As ever fondly, SARAH.

As the hot weather advanced it was hoped to move Miss Macnaughtan to the country. Her friends showered invitations on "dear Sally" to come and convalesce with them, but the plans fell through. It became increasingly clear that the traveller was about to embark on that last journey from which there is no return, and, indeed, towards the end her sufferings were so great that those who loved her best could only pray that she might not have long to wait. She pa.s.sed away in the afternoon of Monday, July 24th, 1916.

A few days later the body of Sarah Broom Macnaughtan was laid to rest in the plot of ground reserved for her kinsfolk in the churchyard at Chart Sutton, in Kent.

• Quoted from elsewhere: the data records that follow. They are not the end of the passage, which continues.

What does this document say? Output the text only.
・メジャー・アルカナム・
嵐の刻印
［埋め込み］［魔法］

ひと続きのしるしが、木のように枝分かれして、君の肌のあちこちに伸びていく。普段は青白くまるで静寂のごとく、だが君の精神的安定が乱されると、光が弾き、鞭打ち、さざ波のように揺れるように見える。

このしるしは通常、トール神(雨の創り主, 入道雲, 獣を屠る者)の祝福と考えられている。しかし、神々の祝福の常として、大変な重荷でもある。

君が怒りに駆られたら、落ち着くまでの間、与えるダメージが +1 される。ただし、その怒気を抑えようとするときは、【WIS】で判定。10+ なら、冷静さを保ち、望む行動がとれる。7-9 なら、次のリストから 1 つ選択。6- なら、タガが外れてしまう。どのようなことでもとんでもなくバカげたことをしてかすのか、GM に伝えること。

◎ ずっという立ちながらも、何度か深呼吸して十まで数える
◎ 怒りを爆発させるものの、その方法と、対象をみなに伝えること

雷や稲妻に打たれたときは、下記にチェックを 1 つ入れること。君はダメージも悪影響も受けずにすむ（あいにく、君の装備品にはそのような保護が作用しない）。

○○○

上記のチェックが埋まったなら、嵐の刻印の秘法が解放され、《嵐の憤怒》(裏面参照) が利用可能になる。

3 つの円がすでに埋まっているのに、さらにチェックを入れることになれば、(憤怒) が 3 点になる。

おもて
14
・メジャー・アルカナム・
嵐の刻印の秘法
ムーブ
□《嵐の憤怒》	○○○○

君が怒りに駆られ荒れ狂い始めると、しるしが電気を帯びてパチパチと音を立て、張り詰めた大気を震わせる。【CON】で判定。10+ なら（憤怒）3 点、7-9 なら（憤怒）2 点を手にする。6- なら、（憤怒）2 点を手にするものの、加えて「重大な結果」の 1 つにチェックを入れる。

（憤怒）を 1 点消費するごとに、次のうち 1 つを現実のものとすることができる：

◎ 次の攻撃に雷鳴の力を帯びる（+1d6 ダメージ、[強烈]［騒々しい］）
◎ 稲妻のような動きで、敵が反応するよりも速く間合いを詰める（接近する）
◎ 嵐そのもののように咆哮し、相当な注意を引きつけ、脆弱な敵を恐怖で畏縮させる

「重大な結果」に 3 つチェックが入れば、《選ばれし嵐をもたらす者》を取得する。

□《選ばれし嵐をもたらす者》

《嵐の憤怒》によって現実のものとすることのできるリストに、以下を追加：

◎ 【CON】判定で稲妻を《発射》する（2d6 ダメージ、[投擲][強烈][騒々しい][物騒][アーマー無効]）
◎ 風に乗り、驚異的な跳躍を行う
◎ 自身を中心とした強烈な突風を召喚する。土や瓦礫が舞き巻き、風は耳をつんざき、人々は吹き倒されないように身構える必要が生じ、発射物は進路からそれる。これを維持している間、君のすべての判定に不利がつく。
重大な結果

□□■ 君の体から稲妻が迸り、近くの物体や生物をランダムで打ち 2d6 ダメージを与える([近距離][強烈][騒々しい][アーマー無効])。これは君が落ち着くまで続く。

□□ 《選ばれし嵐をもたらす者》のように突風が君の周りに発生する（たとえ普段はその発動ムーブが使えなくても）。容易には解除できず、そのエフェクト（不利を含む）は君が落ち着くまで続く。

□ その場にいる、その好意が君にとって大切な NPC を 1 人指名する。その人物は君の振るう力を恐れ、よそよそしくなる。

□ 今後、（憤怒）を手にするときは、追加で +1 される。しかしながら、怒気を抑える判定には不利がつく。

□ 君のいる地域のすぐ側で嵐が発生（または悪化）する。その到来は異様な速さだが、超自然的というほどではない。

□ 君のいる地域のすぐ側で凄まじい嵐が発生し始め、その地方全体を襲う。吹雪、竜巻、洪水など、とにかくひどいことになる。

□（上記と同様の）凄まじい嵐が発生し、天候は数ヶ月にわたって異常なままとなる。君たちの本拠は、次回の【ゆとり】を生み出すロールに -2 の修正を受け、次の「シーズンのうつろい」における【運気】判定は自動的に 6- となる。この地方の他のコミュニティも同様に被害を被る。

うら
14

It is very quiet there up on the hill, the great Weald stretches away to the south, and fruit-trees surround the Hallowed Acre.

But even as they laid earth to earth and dust to dust in this peaceful spot the booming of the guns in Flanders broke the quiet of the sunny afternoon, and reminded the little funeral party that they were indeed burying one whose life had been sacrificed in the Great War.

[Page Heading: THE GRAVE IN CHART SUTTON]

Surely those who pa.s.s through the old churchyard will pause by the grave, with its beautiful grey cross, and the children growing up in the parish will come there sometimes, and will read and remember the simple inscription on it:

"In the Great War, by Word and Deed, at Home and Abroad, She served her Country even unto Death."

And if any ghosts hover round the little place, they will be the ghosts of a purity, a kindness, and of a love for humanity which are not often met with in this workaday world.

CONCLUSION

Perhaps a review of her war work by an onlooker, and a slight sketch of Miss Macnaughtan's character, may form an appropriate conclusion to this book.

I stayed with my aunt for one night, on August 7th, 1914. One may be pardoned for saying that during the previous three days one had scarcely begun to realise the war, but I was recalled by telegram from Northamptonshire to the headquarters of my Voluntary Aid Detachment in Kent, and spent a night in town en route, to get uniform, etc. Certainly at my aunt's house my eyes were opened to a little of what lay before us. She was on fire with patriotism and a burning wish to help her country, and I immediately caught some of her enthusiasm.

Every hour we rushed out to buy papers, every minute seemed consecrated to preparation for what we could do. There were uniforms to buy, notes of Red Cross lectures to "rub up," and, in my aunt's case, she was busy offering her services in every direction in which they could be of use.